British property developer and businessperson

Harvey Murray Soning (born November 1944) is a British property consultant and developer, and the founder, chairman and CEO of James Andrew International Limited.

==Career==
Prior to founding his own firm, Soning worked for Peachey Property Corporation and Guardian Properties (Holdings) Plc.

Soning founded James Andrew International Limited in 1974. The company is based in London's Marylebone High Street.

In 2000, Soning founded the Templewood group of companies, based in Cheltenham, and which provide property services including cleaning and security. In June 2017, the company sold a majority stake to the South African company Excellerate which employed 20,000 staff in 14 countries in Africa and the Middle East, and of which Soning was chairman. Soning remained as chairman and retained a "significant stake".

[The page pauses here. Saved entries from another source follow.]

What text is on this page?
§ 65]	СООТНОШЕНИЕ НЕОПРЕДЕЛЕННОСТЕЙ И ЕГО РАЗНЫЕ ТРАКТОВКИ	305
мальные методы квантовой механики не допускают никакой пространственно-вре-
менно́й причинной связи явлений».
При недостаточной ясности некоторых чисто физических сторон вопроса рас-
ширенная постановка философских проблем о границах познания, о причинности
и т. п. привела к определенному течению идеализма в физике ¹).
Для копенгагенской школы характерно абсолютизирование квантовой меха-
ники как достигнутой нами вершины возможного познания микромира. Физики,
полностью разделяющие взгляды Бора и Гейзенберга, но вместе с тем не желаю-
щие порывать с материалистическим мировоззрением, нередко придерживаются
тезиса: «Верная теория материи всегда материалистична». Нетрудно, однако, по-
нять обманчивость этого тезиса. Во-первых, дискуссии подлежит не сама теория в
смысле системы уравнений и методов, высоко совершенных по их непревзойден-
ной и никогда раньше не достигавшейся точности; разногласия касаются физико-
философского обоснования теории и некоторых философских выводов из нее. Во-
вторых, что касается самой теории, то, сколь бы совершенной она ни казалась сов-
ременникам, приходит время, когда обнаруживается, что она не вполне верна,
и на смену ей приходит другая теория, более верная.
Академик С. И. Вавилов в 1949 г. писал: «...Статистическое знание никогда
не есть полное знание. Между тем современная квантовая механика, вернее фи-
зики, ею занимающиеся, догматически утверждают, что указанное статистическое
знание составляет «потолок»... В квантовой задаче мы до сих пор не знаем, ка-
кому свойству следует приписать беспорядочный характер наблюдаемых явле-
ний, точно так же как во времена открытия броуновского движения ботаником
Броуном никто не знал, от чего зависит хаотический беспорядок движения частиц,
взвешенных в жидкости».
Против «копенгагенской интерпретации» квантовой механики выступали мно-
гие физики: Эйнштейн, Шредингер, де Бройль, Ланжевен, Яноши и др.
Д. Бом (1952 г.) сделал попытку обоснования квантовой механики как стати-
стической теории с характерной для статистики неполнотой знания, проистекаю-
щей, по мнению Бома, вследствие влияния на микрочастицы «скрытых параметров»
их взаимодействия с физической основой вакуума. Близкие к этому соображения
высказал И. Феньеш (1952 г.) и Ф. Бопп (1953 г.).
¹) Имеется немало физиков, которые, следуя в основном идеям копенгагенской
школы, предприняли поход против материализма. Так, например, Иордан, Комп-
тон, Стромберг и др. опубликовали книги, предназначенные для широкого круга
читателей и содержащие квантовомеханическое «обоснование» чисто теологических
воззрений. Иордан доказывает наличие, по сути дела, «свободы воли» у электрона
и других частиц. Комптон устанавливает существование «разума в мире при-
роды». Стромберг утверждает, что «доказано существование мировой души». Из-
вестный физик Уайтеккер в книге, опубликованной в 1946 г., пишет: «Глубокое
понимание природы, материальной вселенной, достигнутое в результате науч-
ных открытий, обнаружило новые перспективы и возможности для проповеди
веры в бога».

In November 2014, Soning celebrated his firm's 40th anniversary (and his 70th birthday) at Claridge's, with guests including Sir Martin Sorrell, Vincent Tchenguiz, Liz Peace, Irvine Sellar, and Gerald Ronson.

Soning has been a non-executive director of Allanfield Group since 2011, and of Gresham Hotel Group and Your Space plc.

==Charitable work==
Soning is a committee member (founder) of the Presidents Club, a trustee of the development council of the Natural History Museum, London, and chairman emeritus of the International NHM Foundation, New York. He was chairman of trustees at the Jewish Community Secondary School (JCoSS). Following negative media coverage of the Presidents Club, which had donated tens of thousands of pounds to JCoSS in recent years, Soning resigned from his position with the school.

==Personal life==
Soning married Angela Marks in 1964, and they have four sons. In 2003, he renewed his marriage vows with a surprise visit to the Elvis Chapel in Las Vegas, "I told her on the way, and she has never laughed so much in her life".

His son Andrew Soning is also a director of James Andrew International.